PBOC intervenes to ease strain on liquidity
The most important and market-moving stories from the Chinese-language media
The People’s Bank of China (PBOC) has intervened in the lending sector by issuing guidelines on Thursday to guarantee liquidity at non-bank financial institutions and maintain market stability, a Caixin report confirmed. Banks should lend long-term funds to non-bank financial institutions to ease the recent liquidity strain, the PBOC said in its so-called window guidance, which banks are not required to follow but usually do.
Levy rises to7.5% on small car buys in 2017
The Ministry of Finance has raised the levy on purchasing cars with an engine capacity smaller than 1.6 liters from the 5% this year to 7.5% next year, the Economic Information Daily reported on Friday.
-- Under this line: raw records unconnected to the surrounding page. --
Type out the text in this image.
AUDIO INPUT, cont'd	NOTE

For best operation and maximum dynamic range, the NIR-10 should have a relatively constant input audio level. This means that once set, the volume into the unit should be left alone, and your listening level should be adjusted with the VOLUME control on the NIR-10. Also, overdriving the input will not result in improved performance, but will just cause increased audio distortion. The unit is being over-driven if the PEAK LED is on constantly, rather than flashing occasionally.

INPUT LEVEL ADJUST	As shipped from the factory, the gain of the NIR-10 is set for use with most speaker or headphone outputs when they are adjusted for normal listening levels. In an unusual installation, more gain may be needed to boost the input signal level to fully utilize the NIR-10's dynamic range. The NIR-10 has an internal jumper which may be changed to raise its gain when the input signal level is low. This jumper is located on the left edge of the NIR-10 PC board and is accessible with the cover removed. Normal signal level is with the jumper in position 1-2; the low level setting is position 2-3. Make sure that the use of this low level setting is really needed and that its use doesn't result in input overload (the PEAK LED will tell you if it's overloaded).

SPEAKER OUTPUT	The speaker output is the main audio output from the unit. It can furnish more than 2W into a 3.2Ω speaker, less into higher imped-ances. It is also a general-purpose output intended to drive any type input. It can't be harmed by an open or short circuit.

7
The 5% levy was set in October 2015.
Shenzhen clarifies tax rate on rental income
Earlier media reports saying that the income tax from renting out property will rise to 10% is a misreading of the tax policy, Southern.com reported. The Shenzhen Tax Bureau on Thursday night said 10% of the income from renting out a house is taxable, but the levy required from taxpayers is 5% of the taxable amount. So the actual tax rate is 0.5%, which is basically in line with the current level, the report added.
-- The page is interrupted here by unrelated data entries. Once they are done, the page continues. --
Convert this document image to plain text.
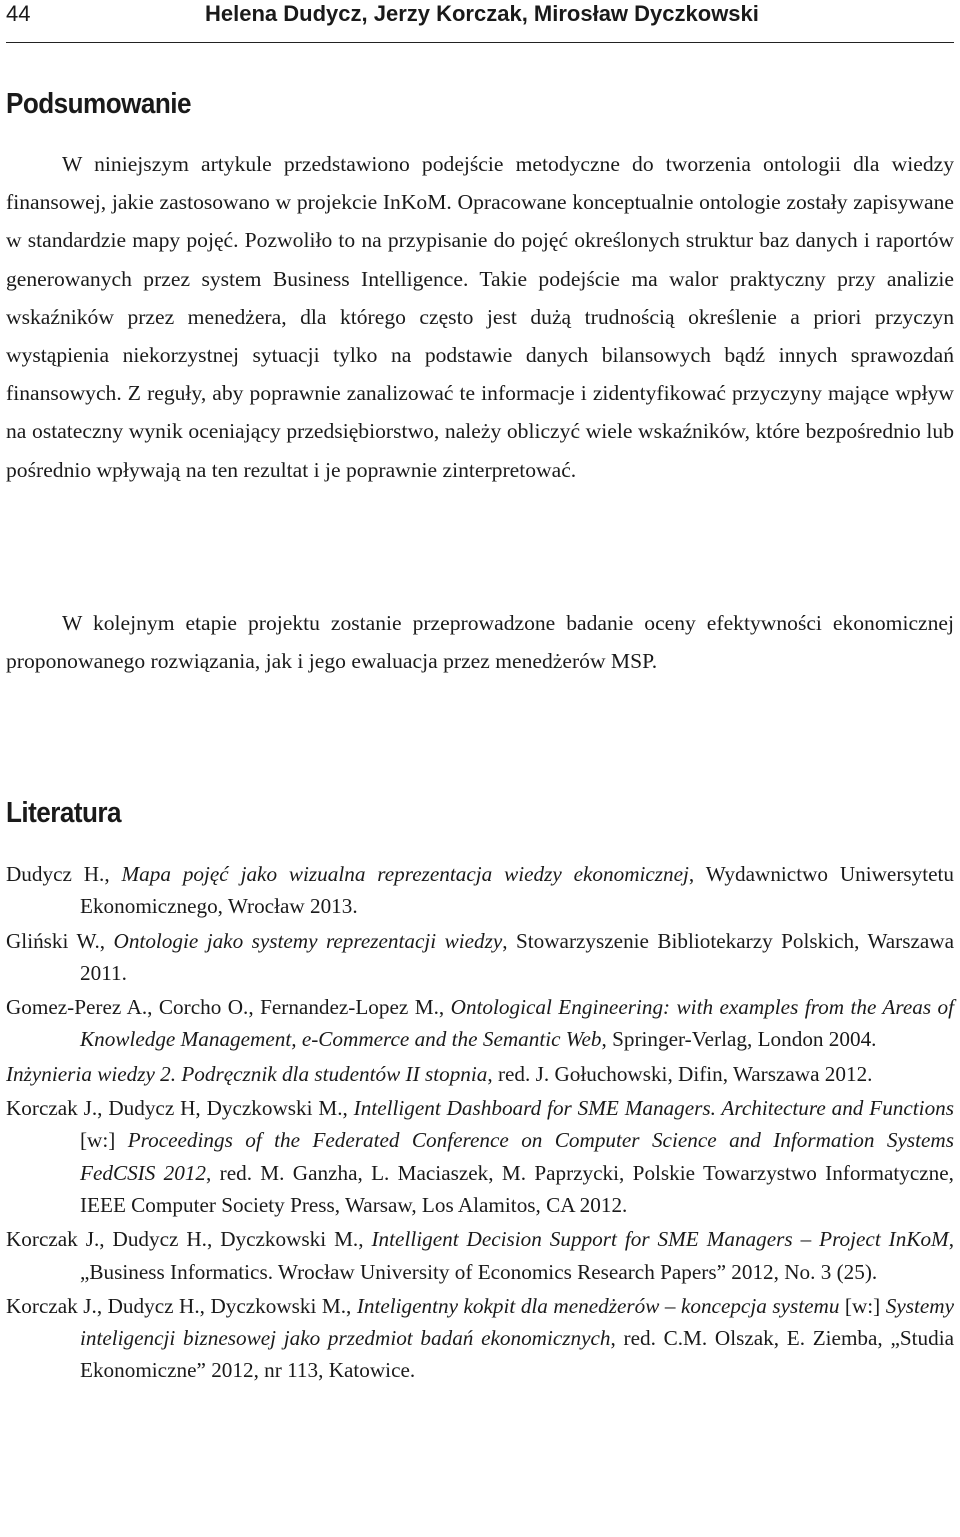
44	Helena Dudycz, Jerzy Korczak, Mirosław Dyczkowski
Podsumowanie

W niniejszym artykule przedstawiono podejście metodyczne do tworzenia ontologii dla wiedzy finansowej, jakie zastosowano w projekcie InKoM. Opracowane konceptualnie ontologie zostały zapisywane w standardzie mapy pojęć. Pozwoliło to na przypisanie do pojęć określonych struktur baz danych i raportów generowanych przez system Business Intelligence. Takie podejście ma walor praktyczny przy analizie wskaźników przez menedżera, dla którego często jest dużą trudnością określenie a priori przyczyn wystąpienia niekorzystnej sytuacji tylko na podstawie danych bilansowych bądź innych sprawozdań finansowych. Z reguły, aby poprawnie zanalizować te informacje i zidentyfikować przyczyny mające wpływ na ostateczny wynik oceniający przedsiębiorstwo, należy obliczyć wiele wskaźników, które bezpośrednio lub pośrednio wpływają na ten rezultat i je poprawnie zinterpretować.

W kolejnym etapie projektu zostanie przeprowadzone badanie oceny efektywności ekonomicznej proponowanego rozwiązania, jak i jego ewaluacja przez menedżerów MSP.

Literatura

Dudycz H., Mapa pojęć jako wizualna reprezentacja wiedzy ekonomicznej, Wydawnictwo Uniwersytetu Ekonomicznego, Wrocław 2013.

Gliński W., Ontologie jako systemy reprezentacji wiedzy, Stowarzyszenie Bibliotekarzy Polskich, Warszawa 2011.

Gomez-Perez A., Corcho O., Fernandez-Lopez M., Ontological Engineering: with examples from the Areas of Knowledge Management, e-Commerce and the Semantic Web, Springer-Verlag, London 2004.

Inżynieria wiedzy 2. Podręcznik dla studentów II stopnia, red. J. Gołuchowski, Difin, Warszawa 2012.

Korczak J., Dudycz H, Dyczkowski M., Intelligent Dashboard for SME Managers. Architecture and Functions [w:] Proceedings of the Federated Conference on Computer Science and Information Systems FedCSIS 2012, red. M. Ganzha, L. Maciaszek, M. Paprzycki, Polskie Towarzystwo Informatyczne, IEEE Computer Society Press, Warsaw, Los Alamitos, CA 2012.

Korczak J., Dudycz H., Dyczkowski M., Intelligent Decision Support for SME Managers – Project InKoM, „Business Informatics. Wrocław University of Economics Research Papers” 2012, No. 3 (25).

Korczak J., Dudycz H., Dyczkowski M., Inteligentny kokpit dla menedżerów – koncepcja systemu [w:] Systemy inteligencji biznesowej jako przedmiot badań ekonomicznych, red. C.M. Olszak, E. Ziemba, „Studia Ekonomiczne” 2012, nr 113, Katowice.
11 more consumer financing firms to join market
The China Banking Reglatory Commission expects 11 more consumer financing companies to be set up, adding to the 16 that had approval to open this year, a Caixin report said on Thursday night. By the end of September, the total bad loan rate reached 4.11% after the first 15 consumer financing companies started operating. This is an acceptable level compared to the international standard of 5%, said Mao Wanyuan, a department head at the commission.
China eyes 7 trillion yuan in tourism spending by 2020
China has set a target of 7 trillion yuan (US$ 1 trillion) in tourism spending by 2020, Xinhua News Agency reported Wednesday evening, citing a joint statement released by China’s National Development Reform Commission and National Tourism Administration. Tourist attractions will be renovated and infrastructure built, the report said.
New standards set on secondary lead industry
China’s Ministry of industry and Information Technology issued new standards on the entry criteria for the secondary lead industry, Xinhua News Agency reported on Thursday afternoon, citing information from a report. Secondary lead companies producing more than 100,000 tons per year will be granted permission to do business. New and existing firms must meet the criteria.
CNPC to cut staff by 20% under corporate reforms
Corporate reforms will see the China National Petroleum Corporation (CNPC) cut staff and departments by 20%, ccstock.cn reported on Thursday. CNPC, which has struggled since petroleum prices dropped in 2014, said layoffs are necessary to cut costs and stay competitive.
China to reduce single shareholder’s stake in insurance companies: CIRC
China’s Insurance Regulatory Commission (CIRC) plans to reset the upper limit of a single shareholder’s stake in insurance companies to not more than a third, Yicai reported Thursday evening, citing Chen Wenhui, Deputy Director of the CIRC.